C'est dans les Amériques que sont nées et se sont épanouies les deux grandes inventions musicales du XXe siècle : le jazz et la "musique latine". Celle-ci est l'objet de ce livre qui retrace sa genèse depuis la fin du Moyen Age jusqu'au début des enregistrements sonores. L'ouvrage débute par la confrontation de trois traditions musicales à la fin du XVe siècle : l'ibérique, dans laquelle le "populaire" est intimement lié à ce que nous appelons aujourd'hui la "grande musique" ; l'amérindienne, fortement ritualisée ; et l'africaine, qui accorde une importance majeure au rythme et aux percussions.
Dans le mélange instrumental, mélodique et textuel qui s'opère au fil des siècles dans le cadre des grandes festivités religieuses baroques, les esclaves et affranchis d'origine africaine jouent un rôle de premier plan donnant à la musique (sons, chansons, gestes) une sensualité et une liberté de mouvements toutes nouvelles. Créativité permanente, la musique des Amériques - espagnole et portugaise - se décline sur une longue durée où la samba, le tango, les congadas, la rumba et les corridos, parmi nombre d'autres genres, deviennent des marques identitaires des peuples latino-américains.
Dans cette gestation, des ponts unissent ces musiques à l'opéra, aux danses européennes (polka, contredanse), au jazz, ainsi qu'à la musique flamenco des Gitans andalous.

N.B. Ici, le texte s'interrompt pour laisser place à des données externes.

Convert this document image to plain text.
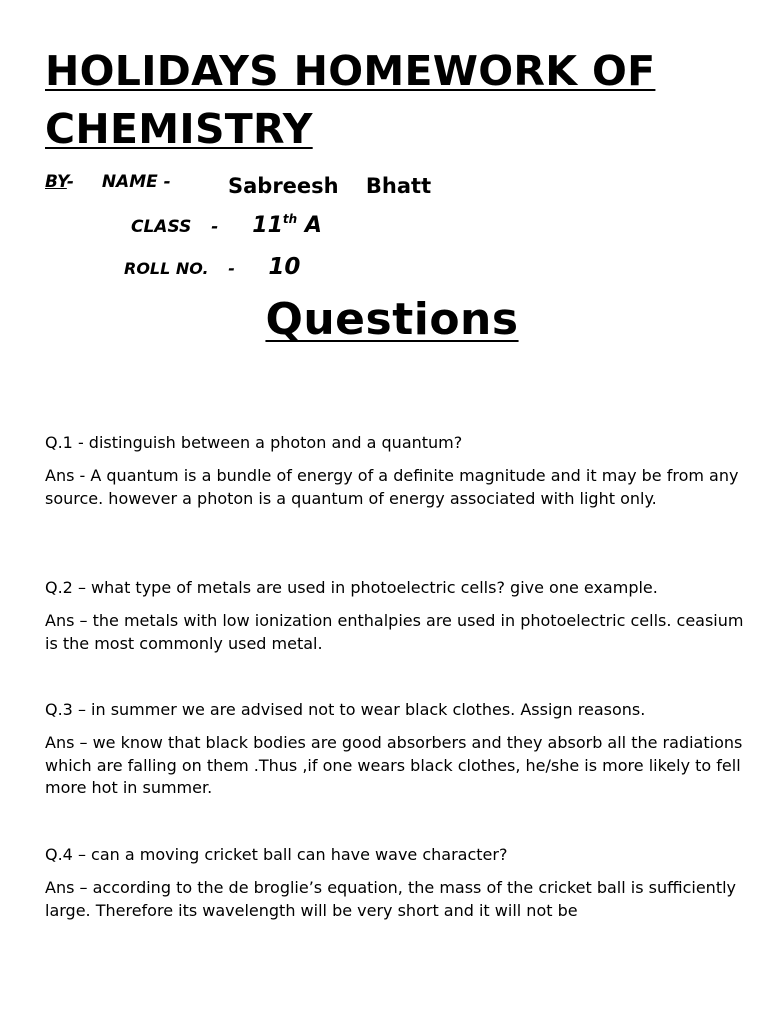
HOLIDAYS HOMEWORK OF CHEMISTRY
BY- NAME -	Sabreesh Bhatt
CLASS - 11th A
ROLL NO. - 10
Questions

Q.1 - distinguish between a photon and a quantum?

Ans - A quantum is a bundle of energy of a definite magnitude and it may be from any source. however a photon is a quantum of energy associated with light only.

Q.2 – what type of metals are used in photoelectric cells? give one example.

Ans – the metals with low ionization enthalpies are used in photoelectric cells. ceasium is the most commonly used metal.

Q.3 – in summer we are advised not to wear black clothes. Assign reasons.

Ans – we know that black bodies are good absorbers and they absorb all the radiations which are falling on them .Thus ,if one wears black clothes, he/she is more likely to fell more hot in summer.

Q.4 – can a moving cricket ball can have wave character?

Ans – according to the de broglie’s equation, the mass of the cricket ball is sufficiently large. Therefore its wavelength will be very short and it will not be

Carmen Bernand est anthropologue et historienne. Née en France en 1939 de parents espagnols réfugiés, elle a vécu vingt-cinq ans en Argentine où elle a fait des études d'ethnologie à l'Université de Buenos Aires. A la fin de 1964, elle s'est installée à Paris et a préparé une thèse de troisième cycle sous la direction de M. Claude Lévi-Strauss, suivie quelques années plus tard par un doctorat d'Etat sur les paysanneries andines, sous la direction de M. Olivier Dollfuss. Nommée en 1967 à l'université de Paris X, elle y a enseigné à tous les échelons ; en 1994, elle a été élue à l'Institut universitaire de France. Carmen Bernand a effectué des enquêtes de terrain auprès des populations andines de l'Argentine, du Pérou et de l'Equateur, mais aussi en France (Nanterre, Creil) et aux Etats-Unis (sud du Texas). Au centre de ses observations figurent les représentations du malheur et du corps, ainsi que les métissages culturels.
Depuis la fin des années 1980, elle se consacre à l'anthropologie historique de l'Amérique latine. Avec Serge Gruzinski, Carmen Bernand a publié De l'idolâtrie (Seuil, 1988), et deux tomes d'Histoire du Nouveau Monde (Fayard, 1991 et 1993). Elle est par ailleurs l'auteur d'une Histoire de Buenos Aires (Fayard, 1997), sans oublier, en 2002, son étude en langue espagnole sur l'esclavage urbain en Amérique coloniale pour la Fundación Tavera de Madrid : Negros, esclavos y libres en las ciudades hispanoamericanas.
Plus récemment, on lui doit Un Inca platonicien : Garcilaso de la Vega (Fayard, 2006). Carmen Bernand prépare actuellement un livre sur l'origine des musiques populaires en Amérique latine. Intéressée par la fiction, elle a également écrit, en espagnol, un roman policier dont l'action se situe à l'époque des Incas.